Bogota’s Teatro Mayor celebrating 10th anniversary with digital focus
By Jaime Ortega Carrascal
Bogota, May 25 (efe-epa).- The Teatro Mayor Julio Mario Santo Domingo, an iconic theatrical venue in Latin America for its artistic quality and management model inspired by the Gran Teatro del Liceu in Barcelona, is celebrating its 10th anniversary with a digital focus to keep cultural offerings alive in Bogota, Colombia, despite the coronavirus pandemic.
Since it opened on May 26, 2010, the Teatro Mayor has offered 1,536 events at which 35,063 artists with 957 companies from 66 countries took part.
Across its stages have passed the Vienna Philharmonic Orchestra and the London Symphony; conductors Zubin Mehta, Gustavo Dudamel and Valery Gergiev leading the Mariinsky Orchestra; Spain’s National Ballet; great pianists and soloists; opera and dance companies; as well as great singers such as Brazil’s Gilberto Gil, Cuba’s Omara Portuondo and Cape Verdean Cesaria Evora, among many others.
“The Teatro Mayor has transformed itself into one of the most important stages in Latin America for its excellent programming in which the world’s and Colombia’s best artists perform,” theater director Ramiro Osorio, who has headed the Bogota venue since its inception, told EFE.
Osorio emphasized the theater’s public-private management model in which the Bogota City Hall and the Santo Domingo family participate as patrons of a venue that, he said, “has enriched the lives of more than 19 million people.”
That figure includes the number of people who have attended events and performances in the theater’s two halls, used the Digital Theater and Teatropedia online platforms or watched broadcasts on Canal Capital, Bogota’s public television network.
“In 2008, the co-managers commissioned a study of what the best practices for administering and managing theaters around the world were, and it concluded that the best practice was that of Barcelona’s Liceu, the budget of which is 51 percent public and 49 percent from self-generated resources and sponsors,” he said about the model that was selected.
With Barcelona in mind, Osorio was tasked with “designing a similar model” at the Teatro Mayor where “15 percent of the budget is contributed by the City Hall and another 25 percent … by the Santo Domingo family,” while “28 or 30 percent is from ticket sales, goods and services and the remaining 20 percent from sponsoring companies, including international cooperation,” he said.

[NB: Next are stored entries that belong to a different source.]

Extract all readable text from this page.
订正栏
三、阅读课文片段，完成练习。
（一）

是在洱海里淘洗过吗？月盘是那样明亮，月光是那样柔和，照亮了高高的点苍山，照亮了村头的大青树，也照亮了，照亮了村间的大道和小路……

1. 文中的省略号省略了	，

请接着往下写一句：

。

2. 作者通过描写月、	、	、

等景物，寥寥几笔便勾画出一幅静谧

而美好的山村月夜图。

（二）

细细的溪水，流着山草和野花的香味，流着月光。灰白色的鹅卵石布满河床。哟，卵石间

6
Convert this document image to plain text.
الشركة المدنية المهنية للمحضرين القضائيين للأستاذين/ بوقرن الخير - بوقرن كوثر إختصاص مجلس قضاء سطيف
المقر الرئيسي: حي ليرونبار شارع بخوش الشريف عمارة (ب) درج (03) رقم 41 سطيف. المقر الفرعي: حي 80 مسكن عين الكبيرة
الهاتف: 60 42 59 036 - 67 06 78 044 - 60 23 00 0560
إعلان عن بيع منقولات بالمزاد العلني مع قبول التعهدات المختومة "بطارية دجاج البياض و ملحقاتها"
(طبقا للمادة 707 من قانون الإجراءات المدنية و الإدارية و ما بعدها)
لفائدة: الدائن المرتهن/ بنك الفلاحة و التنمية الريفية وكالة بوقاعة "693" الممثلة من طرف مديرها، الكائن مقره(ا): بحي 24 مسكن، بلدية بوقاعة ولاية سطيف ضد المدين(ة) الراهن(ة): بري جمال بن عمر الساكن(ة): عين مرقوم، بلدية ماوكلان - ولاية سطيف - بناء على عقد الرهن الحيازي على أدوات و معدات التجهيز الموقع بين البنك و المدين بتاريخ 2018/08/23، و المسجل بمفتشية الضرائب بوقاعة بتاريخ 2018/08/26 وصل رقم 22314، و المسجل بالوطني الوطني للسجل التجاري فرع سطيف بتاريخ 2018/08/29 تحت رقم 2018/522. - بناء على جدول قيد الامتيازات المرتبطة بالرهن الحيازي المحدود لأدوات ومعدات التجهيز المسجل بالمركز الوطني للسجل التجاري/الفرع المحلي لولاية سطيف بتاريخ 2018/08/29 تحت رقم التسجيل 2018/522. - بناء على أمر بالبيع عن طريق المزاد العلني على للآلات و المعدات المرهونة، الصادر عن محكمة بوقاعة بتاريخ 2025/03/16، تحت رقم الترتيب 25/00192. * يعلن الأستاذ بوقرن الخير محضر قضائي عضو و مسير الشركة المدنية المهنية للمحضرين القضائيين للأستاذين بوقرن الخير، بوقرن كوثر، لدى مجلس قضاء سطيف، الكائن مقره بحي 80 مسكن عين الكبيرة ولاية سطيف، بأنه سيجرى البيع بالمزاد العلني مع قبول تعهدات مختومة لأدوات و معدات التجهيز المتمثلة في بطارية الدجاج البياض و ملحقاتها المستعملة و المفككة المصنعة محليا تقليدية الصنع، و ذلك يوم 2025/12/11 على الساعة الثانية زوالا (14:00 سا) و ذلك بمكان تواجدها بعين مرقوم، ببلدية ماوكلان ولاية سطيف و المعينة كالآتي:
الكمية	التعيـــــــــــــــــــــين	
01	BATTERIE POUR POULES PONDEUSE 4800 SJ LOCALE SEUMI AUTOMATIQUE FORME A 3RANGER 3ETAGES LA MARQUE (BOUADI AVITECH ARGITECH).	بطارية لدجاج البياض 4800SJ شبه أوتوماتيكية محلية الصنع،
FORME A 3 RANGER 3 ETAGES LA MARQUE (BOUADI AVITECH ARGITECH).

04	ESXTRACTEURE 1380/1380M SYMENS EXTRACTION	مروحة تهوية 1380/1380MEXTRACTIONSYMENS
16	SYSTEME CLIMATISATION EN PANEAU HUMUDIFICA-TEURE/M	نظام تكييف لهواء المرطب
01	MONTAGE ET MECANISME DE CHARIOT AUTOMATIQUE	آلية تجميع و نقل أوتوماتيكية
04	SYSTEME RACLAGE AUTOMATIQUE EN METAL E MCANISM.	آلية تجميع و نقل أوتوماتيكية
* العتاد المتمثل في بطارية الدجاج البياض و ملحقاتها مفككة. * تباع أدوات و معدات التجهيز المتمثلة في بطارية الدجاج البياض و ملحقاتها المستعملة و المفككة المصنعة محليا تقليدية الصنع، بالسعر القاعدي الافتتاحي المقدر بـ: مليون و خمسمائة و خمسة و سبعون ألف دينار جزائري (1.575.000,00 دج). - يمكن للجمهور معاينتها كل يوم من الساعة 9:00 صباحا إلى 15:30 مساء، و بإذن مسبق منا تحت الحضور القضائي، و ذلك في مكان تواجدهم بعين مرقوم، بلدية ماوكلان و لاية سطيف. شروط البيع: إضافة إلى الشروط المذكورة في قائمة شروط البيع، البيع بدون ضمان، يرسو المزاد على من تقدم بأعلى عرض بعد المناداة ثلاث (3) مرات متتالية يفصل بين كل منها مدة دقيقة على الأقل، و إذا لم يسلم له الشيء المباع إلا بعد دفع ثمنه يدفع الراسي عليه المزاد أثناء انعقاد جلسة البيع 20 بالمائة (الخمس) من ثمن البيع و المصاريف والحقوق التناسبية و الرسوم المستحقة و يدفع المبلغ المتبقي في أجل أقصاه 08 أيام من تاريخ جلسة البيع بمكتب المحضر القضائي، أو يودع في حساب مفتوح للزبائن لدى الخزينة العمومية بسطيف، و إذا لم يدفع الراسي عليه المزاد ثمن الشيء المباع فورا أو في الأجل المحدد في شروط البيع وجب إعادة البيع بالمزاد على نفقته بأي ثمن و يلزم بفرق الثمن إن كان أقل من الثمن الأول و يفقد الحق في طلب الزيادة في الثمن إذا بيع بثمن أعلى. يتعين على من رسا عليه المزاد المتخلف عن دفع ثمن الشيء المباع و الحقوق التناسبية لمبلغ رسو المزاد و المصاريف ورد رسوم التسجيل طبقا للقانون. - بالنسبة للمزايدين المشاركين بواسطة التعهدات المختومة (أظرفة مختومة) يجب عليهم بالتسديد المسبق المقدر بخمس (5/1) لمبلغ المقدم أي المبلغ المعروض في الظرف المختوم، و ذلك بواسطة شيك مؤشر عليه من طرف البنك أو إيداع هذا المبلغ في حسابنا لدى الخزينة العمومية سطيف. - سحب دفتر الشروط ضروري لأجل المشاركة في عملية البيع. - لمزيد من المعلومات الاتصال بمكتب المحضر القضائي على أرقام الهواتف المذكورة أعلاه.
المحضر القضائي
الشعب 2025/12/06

“What is hopeful about this model is that is has many sources of resources, it doesn’t depend on just one,” Osorio said, adding that due to the paralysis of Colombian cultural life amid the quarantine to contain the Covid-19 pandemic the theater has resorted to various technologies so it would not have to definitively bring down the curtain.
The latest event physically held at the theater was on March 15 and up until that point the Teatro Mayor had achieved 49 percent of its annual goal for ticket receipts, renting the halls and other services.
“A house like this one can’t stop, you have to accommodate the times and you have to take advantage of technologies and make that experience as rich as possible,” Osorio said.
He went on to say that the situation caused by the pandemic puts the world of culture “in a zone of reviewing everything and seeing where there are strengths and vulnerabilities, but in a brutal way.”
On that last point, the Teatro Mayor has an advantage and it has not been a matter of experimenting but rather applying technological developments that were implanted five years ago to take its artistic offerings out beyond the theater itself.
“We’re seeing that we had great foresight, a great deal of vision with the issue of technology and since 2015 we’ve had two powerful digital platforms, the Digital Theater and Teatropedia, which have given us a presence in society like no other Colombian institution,” Osorio said.
Thanks to that experience and to its production capacity, the theater could “react immediately” to “this phase that’s continuing, during which surely we’re not going to be able to return to normal public life for several months” where more than 1,300 people could attend events in the main hall and 320 in the other one.
“But we’re certainly ready so that – at the time we can start to bring artists in and produce the shows – we’ll be able to do it with or without the public and we’ll transmit them via the online platform. We’ve got, more or less, 80 shows prepared for the rest of the year,” he said.
During the 10th anniversary celebration, for instance, which began on Monday with a two-day artistic marathon, the theater plans to rebroadcast the best performances on its stages.
The selection of shows includes the Chilean group Los Fi, Colombian band Monsieur Perine with the Bogota Philharmonic Orchestra, French dance company Celui qui tombe, the opera “The Barber of Seville” in coproduction with the Opera of Colombia, and Germany’s Stuttgart BachAkademie.